Harry e Ron si scambiarono un’occhiata.
«Ma che diavolo è successo?» chiese Ron. «Ormai dovresti essere tornata normale anche tu; noi siamo…»
Ma Mirtilla Malcontenta sgattaiolò fuori dal suo cubicolo. Harry non l’aveva mai vista così felice.
«Oooooooh, adesso vedrete!» esclamò. «È orribile !»
Sentirono scorrere il chiavistello e Hermione apparve, in lacrime, coprendosi la testa con gli abiti.
«Che cosa è successo?» chiese Ron incerto. «Ti è rimasto il naso di Millicent, o cosa?»
Hermione si fece scivolare i vestiti dalla testa e Ron arretrò fino al lavabo.
La faccia di Hermione era tutta coperta di pelo nero. Gli occhi erano diventati gialli e tra i capelli facevano capolino due orecchiette a punta.
«E-era un p-pelo di g-gatto!» gemette. «M-Millicent B-Bustrode deve avere un gatto! E la p-pozione non può essere usata per trasformarsi in un animale!»
«Oh!» disse Ron.
«Ti prenderanno in giro da morire !» commentò Mirtilla tutta felice.
«Non ti preoccupare, Hermione» tagliò corto Harry. «Ora ti portiamo in infermeria. Madama Chips non fa mai troppe domande…»

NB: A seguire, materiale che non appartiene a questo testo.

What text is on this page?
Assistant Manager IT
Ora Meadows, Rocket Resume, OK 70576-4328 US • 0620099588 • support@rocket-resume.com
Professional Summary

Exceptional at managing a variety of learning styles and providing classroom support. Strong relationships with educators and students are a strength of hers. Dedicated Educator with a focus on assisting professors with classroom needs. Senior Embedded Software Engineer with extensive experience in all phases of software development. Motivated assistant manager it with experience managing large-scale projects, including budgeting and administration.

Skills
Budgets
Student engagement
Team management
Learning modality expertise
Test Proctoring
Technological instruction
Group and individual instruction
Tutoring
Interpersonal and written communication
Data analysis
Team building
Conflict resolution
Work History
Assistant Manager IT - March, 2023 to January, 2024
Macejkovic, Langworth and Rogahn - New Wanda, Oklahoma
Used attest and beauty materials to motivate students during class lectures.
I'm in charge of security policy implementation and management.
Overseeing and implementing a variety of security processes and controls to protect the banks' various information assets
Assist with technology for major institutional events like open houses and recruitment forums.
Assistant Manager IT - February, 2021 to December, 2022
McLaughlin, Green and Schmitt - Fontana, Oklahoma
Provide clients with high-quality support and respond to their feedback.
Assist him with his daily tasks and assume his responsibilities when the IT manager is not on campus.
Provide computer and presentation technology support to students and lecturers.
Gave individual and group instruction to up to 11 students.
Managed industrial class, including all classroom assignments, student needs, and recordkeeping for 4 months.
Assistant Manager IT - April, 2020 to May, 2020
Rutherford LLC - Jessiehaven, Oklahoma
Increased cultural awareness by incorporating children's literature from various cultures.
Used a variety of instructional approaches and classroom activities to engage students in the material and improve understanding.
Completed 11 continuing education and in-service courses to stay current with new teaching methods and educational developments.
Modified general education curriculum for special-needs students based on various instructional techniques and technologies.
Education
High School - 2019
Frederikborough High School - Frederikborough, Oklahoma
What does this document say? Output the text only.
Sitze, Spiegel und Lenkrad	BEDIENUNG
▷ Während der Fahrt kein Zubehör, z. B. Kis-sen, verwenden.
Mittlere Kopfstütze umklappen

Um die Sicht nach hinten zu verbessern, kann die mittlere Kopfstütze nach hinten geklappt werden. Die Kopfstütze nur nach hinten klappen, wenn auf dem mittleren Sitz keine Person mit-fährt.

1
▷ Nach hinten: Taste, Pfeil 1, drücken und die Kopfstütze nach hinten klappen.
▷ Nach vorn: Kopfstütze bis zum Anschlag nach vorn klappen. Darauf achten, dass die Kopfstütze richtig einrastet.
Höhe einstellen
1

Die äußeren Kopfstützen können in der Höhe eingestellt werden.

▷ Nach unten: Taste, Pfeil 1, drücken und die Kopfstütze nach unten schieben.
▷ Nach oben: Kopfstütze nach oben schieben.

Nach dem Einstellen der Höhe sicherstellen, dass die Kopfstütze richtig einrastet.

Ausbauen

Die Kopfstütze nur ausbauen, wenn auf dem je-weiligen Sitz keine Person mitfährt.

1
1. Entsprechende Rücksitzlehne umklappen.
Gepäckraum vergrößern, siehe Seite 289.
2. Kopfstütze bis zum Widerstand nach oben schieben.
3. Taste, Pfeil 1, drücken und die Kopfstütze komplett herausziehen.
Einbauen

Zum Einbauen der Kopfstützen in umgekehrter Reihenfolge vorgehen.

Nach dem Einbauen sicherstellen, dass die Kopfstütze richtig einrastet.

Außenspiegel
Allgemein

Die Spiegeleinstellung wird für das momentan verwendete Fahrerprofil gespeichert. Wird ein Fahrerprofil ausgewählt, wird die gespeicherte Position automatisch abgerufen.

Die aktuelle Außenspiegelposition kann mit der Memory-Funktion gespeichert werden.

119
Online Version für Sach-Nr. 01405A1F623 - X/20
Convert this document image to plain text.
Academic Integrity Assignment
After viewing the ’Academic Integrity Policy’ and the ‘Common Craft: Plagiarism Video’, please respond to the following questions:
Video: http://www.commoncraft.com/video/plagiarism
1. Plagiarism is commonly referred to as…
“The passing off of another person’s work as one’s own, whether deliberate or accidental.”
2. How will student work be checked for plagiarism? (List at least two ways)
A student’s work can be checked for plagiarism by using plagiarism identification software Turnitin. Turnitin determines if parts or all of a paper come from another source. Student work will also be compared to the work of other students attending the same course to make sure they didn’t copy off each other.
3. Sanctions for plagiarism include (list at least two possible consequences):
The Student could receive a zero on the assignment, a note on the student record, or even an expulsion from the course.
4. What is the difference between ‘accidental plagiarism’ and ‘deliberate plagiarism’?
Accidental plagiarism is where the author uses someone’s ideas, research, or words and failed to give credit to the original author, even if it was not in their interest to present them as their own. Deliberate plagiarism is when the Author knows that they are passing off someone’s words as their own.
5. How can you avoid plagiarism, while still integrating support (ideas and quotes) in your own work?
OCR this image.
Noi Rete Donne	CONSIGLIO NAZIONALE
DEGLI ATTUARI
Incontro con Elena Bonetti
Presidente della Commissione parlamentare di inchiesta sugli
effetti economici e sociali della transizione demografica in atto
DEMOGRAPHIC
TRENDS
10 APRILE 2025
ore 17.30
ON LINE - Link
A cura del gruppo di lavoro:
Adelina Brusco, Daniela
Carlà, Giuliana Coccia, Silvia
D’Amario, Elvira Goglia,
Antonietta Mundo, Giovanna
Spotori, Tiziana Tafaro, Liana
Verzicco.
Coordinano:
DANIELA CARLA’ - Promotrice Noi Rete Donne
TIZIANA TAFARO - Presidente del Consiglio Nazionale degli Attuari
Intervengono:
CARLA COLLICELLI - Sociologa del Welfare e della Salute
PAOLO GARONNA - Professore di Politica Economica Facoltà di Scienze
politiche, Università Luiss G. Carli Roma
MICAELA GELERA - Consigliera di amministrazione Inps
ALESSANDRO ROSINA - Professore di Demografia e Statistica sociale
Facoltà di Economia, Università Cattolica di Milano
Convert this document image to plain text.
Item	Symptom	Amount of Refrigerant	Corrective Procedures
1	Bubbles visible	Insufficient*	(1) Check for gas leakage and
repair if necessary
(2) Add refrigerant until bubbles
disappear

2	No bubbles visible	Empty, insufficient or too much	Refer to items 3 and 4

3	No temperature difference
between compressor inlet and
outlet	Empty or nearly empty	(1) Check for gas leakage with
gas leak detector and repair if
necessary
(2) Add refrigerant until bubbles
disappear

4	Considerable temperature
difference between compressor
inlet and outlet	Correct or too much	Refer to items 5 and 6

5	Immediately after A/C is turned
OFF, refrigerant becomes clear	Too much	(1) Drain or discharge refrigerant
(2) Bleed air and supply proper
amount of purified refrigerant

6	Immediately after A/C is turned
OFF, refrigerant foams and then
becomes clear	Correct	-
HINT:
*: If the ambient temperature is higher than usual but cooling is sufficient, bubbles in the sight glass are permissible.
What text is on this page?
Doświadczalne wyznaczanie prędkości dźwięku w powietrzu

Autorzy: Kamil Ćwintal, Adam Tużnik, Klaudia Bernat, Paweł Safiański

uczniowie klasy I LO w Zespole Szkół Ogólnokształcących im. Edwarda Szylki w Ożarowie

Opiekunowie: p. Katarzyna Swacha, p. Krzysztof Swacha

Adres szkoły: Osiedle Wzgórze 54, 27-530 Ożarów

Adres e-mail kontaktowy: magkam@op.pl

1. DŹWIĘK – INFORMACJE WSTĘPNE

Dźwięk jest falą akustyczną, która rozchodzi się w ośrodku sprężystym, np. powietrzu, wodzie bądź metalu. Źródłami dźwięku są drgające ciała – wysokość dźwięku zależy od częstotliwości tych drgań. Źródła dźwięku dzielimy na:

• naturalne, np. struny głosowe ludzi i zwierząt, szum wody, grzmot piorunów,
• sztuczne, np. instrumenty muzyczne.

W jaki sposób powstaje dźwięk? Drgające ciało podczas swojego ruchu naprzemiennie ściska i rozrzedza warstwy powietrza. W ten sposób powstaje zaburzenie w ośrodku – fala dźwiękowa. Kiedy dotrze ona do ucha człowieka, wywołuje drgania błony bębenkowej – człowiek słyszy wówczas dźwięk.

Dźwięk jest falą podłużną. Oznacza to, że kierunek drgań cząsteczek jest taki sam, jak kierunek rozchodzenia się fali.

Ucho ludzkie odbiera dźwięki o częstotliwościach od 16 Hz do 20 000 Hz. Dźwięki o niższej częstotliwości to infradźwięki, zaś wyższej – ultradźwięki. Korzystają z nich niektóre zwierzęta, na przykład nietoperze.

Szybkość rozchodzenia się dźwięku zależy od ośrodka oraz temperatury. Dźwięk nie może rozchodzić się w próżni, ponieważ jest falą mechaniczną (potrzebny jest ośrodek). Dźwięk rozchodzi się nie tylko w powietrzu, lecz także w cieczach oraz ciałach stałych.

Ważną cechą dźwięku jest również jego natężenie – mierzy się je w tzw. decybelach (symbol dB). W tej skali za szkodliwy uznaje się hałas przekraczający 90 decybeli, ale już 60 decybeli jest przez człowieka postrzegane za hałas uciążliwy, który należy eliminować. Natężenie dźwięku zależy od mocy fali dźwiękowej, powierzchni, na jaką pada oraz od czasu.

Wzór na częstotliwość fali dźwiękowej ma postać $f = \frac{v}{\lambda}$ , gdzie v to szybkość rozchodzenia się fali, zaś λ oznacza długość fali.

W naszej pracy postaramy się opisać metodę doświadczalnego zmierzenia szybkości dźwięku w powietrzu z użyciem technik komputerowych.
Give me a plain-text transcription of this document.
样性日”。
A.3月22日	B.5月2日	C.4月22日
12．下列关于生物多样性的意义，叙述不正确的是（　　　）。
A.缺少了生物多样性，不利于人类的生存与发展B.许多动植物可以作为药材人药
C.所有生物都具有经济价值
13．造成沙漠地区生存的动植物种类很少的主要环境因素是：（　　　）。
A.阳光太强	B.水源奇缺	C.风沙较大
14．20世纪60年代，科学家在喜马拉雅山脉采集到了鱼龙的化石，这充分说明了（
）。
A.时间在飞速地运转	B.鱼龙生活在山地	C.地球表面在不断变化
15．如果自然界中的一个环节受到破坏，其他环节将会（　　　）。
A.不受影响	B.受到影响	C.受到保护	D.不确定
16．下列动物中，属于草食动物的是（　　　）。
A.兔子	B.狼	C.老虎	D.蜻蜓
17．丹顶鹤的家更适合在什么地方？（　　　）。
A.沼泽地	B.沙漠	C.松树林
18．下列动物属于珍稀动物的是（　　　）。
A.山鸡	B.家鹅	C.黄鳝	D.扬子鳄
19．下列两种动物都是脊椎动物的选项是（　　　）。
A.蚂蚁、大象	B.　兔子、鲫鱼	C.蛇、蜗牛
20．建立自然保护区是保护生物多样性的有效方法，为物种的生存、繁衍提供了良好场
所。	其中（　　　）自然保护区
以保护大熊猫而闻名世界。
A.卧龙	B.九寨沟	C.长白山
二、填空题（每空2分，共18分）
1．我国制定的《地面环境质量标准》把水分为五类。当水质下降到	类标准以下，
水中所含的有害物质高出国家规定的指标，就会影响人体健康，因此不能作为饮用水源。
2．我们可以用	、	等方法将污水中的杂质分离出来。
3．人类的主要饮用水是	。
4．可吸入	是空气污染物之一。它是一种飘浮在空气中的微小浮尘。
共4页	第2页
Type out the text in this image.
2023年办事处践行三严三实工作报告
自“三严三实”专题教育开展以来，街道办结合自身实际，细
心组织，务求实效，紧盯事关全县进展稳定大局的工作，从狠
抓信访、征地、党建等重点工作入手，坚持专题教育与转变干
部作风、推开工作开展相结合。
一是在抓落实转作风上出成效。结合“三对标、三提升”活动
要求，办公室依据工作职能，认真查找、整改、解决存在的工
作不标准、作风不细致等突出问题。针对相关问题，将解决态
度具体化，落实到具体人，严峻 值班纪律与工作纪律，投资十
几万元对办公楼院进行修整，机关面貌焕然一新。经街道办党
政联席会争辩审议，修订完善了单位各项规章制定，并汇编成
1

Ci volle del bello e del buono per convincere Hermione a uscire dal bagno. Mirtilla Malcontenta li inseguì ridendo come una matta.
«Ora vedrai, quando tutti si accorgeranno che hai la coda !»
Capitolo 13
Il diario segretissimo
Hermione rimase in infermeria per diverse settimane. Quando gli studenti tornarono dalle vacanze di Natale corsero varie voci sulla sua scomparsa, perché naturalmente tutti pensarono che fosse l’ennesima vittima. Erano talmente tanti gli studenti che facevano la fila fuori dell’infermeria per farle visita che Madama Chips tirò di nuovo fuori le famose tende e le appese tutt’attorno al letto, per risparmiarle la vergogna di farsi vedere con la faccia pelosa.
Harry e Ron andavano a trovarla tutte le sere. Quando ricominciò il trimestre le portavano i compiti del giorno.
«Magari mi fossero spuntati i baffi anche a me, almeno potrei prendermi una vacanza!» sospirò Ron una sera, rovesciando una pila di libri sul comodino di Hermione.
«Non essere sciocco, Ron, io devo tenermi al passo» gli rispose lei vivace. Il suo umore era molto migliorato da quando i peli se ne erano andati dalla faccia e gli occhi stavano ritornando lentamente del loro colore. «Ci sono novità?» aggiunse in un sussurro per non farsi sentire da Madama Chips.